Hayat Deniz için hapishanede oturmaya benziyordu. O günlerde hiç bir şeye ilgilenemedi. Aklında gelecekteki hayali vardı ama sadece bekliyordu. Mola tesisinde hep İstanbul otobüsünü dört gözle bekliyordu Deniz, insanların inmesini izlerken çok heyecanlıydı, ama Sinan hiç bir zaman gelmedi. Deniz’in moralı yavaş yavaş bozuluyordu. Deniz Sinan’la tanışmasının rüya gibi olduğunu düşünmeye başladı. Deniz’in kısmeti hayat boyunca otobüsleri fırçayla yıkamak ve çekçekle kurutmakmış gibi görünüyordu.
Yağmurlu bir günde İstanbul otobüsü geldiğinde Deniz fark etmedi bile. Artık sürekli beklemekten gözleri boş boş bakıyordu ve otobüsleri dikkatsizce yıkıyordu. Yağmurun pencerelerin aşağısına düştüğünü fark etmedi. Aniden arkasından bir ses geldi. “Eşeğim, ne yapıyorsun? Yağmur yağmur otobüs mü yıkıyorsun? Süngerle bile yıkayamazsın bre!” Deniz döndü ve şoktan dondu. Gözlerin önünde Süngerci Sinan ayakta durmaktaydı!
“Eşeğim, Sünger Bob sembolün var mı yanında?” Diye sordu Sinan.

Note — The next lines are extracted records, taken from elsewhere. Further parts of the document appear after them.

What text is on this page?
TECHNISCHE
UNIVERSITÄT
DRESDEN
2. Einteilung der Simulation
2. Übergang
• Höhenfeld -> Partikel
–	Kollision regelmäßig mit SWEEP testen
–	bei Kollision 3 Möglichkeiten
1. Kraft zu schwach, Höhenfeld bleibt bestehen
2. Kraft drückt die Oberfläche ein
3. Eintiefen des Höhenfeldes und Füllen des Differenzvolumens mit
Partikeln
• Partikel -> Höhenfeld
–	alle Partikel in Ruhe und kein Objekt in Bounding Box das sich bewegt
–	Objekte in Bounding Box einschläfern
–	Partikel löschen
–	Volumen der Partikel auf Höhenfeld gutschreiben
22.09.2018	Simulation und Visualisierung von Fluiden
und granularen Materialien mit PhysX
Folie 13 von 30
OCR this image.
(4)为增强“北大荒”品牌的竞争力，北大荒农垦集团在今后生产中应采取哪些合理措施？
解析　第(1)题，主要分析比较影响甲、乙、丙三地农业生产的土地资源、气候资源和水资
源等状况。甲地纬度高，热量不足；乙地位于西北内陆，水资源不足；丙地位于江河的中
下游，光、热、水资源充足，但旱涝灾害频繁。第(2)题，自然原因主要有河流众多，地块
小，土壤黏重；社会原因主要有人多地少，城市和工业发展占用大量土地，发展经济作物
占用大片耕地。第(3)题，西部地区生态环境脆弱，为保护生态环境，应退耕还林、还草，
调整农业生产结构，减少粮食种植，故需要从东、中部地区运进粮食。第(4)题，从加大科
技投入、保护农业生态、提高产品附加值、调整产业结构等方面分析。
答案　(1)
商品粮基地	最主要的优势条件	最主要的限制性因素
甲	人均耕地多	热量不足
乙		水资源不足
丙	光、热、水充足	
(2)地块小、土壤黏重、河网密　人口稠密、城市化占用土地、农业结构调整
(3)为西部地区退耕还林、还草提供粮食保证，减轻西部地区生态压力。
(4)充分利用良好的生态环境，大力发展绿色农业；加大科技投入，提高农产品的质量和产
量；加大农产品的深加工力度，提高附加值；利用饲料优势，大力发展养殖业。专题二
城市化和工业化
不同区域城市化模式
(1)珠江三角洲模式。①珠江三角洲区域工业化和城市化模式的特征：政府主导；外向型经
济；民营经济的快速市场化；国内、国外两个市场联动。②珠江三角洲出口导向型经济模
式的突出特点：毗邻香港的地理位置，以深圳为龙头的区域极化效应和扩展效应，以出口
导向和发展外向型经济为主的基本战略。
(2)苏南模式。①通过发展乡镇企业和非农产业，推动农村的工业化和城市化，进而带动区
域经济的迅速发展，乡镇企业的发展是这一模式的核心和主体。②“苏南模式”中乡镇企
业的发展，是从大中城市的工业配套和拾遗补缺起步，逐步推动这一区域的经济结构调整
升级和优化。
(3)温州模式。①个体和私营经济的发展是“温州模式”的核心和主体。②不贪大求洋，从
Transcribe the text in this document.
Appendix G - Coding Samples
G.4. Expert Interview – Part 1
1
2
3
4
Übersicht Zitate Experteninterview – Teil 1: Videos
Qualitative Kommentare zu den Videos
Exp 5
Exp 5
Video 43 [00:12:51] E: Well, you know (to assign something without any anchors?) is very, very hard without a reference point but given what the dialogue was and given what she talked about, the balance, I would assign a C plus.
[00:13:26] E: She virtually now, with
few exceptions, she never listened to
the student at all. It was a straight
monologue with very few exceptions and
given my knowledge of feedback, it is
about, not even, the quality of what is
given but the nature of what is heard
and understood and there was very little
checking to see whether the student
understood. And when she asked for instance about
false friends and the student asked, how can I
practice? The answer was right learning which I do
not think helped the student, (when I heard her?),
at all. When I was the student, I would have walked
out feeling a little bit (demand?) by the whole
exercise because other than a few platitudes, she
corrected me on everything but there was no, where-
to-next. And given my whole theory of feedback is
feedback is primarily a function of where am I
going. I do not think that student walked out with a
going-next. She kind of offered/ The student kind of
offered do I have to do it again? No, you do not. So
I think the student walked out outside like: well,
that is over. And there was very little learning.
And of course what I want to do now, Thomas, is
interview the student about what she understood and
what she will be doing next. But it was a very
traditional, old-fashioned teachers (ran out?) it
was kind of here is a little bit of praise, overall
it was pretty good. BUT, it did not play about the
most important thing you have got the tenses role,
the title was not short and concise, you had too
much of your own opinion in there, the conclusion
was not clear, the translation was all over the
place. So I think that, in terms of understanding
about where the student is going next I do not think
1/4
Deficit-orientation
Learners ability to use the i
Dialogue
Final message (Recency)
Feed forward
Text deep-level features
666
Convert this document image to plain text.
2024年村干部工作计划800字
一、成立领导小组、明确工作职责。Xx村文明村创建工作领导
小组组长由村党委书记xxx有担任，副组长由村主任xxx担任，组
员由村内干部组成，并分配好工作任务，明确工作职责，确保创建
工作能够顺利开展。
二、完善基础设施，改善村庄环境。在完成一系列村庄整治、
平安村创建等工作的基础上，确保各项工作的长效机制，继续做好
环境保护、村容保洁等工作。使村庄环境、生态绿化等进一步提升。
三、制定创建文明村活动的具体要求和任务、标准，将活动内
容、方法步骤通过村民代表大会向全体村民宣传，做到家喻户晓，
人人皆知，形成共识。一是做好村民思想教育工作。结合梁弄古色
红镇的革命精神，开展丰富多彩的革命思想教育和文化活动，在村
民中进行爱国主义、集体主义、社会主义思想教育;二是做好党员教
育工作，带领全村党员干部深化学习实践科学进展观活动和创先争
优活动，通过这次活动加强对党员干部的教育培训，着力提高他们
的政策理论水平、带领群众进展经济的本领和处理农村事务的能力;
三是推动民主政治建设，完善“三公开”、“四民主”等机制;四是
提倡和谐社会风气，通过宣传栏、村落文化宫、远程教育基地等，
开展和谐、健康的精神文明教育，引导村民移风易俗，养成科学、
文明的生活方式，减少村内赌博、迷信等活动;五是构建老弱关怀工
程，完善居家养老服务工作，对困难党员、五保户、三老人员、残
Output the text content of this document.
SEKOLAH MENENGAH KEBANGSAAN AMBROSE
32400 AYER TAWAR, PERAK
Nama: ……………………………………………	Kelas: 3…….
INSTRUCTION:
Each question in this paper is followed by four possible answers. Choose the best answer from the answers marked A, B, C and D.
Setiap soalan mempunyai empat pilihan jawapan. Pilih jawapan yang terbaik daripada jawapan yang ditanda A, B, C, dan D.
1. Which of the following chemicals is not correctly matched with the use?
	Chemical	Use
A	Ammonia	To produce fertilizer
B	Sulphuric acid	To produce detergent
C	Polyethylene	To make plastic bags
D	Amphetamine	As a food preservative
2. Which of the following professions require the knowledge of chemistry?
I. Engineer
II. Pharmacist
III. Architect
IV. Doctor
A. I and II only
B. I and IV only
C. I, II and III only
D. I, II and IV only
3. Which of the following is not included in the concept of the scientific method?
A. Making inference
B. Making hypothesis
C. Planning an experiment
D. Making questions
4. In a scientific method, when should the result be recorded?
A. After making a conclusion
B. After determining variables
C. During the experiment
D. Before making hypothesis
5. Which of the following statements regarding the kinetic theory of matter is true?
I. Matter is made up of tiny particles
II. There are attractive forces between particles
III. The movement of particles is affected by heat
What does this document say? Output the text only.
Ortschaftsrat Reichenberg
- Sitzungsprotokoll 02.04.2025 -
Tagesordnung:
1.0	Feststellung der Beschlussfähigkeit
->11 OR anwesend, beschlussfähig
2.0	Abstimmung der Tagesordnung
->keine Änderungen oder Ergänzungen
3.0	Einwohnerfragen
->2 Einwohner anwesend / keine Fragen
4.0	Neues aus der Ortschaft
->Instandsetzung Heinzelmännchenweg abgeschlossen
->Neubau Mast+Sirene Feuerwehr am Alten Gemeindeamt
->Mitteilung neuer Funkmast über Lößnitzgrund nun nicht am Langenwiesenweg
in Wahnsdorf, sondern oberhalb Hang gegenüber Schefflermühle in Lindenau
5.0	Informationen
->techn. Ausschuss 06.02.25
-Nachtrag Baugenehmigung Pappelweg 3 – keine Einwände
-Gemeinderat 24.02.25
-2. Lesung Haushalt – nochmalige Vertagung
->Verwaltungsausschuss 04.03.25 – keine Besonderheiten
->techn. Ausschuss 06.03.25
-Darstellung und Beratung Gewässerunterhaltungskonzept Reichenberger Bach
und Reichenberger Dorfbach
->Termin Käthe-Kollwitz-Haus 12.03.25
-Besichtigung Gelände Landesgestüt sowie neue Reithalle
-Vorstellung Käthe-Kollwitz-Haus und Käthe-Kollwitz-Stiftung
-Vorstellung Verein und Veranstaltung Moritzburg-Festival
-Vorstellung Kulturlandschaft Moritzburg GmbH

Deniz cebinden çıkarıp Sinan’a gösterdi. “Harikasın, hadi gel, otobüs kalkıyor.”
“Akşam gidebilir miyiz? Anne ve babama söyleyebilir miyim?”
“Eşeğim, bana söz verdin, son karar anı geldi. Süngerci olmak şansın bu otobüste, geri gelmeyeceğim, ama karar senin.”
Sinan otobüse bindi. Deniz uzağa baktı, Yağmur gözlerinden göz yaşlarını yüzünden aşağı yıkadı. Sünger Bob sembolü elinde kavradı ve kısmetini elleriyle tuttu. Anne ve babaya elveda dememek, merak edileceği ve söylemeden çekip gittiği için kötü hissetti kendini ama köyden kaçmak, yeni, süngerle dolu bir hayatı keşfedecek olduğu için çok heyecanlıydı.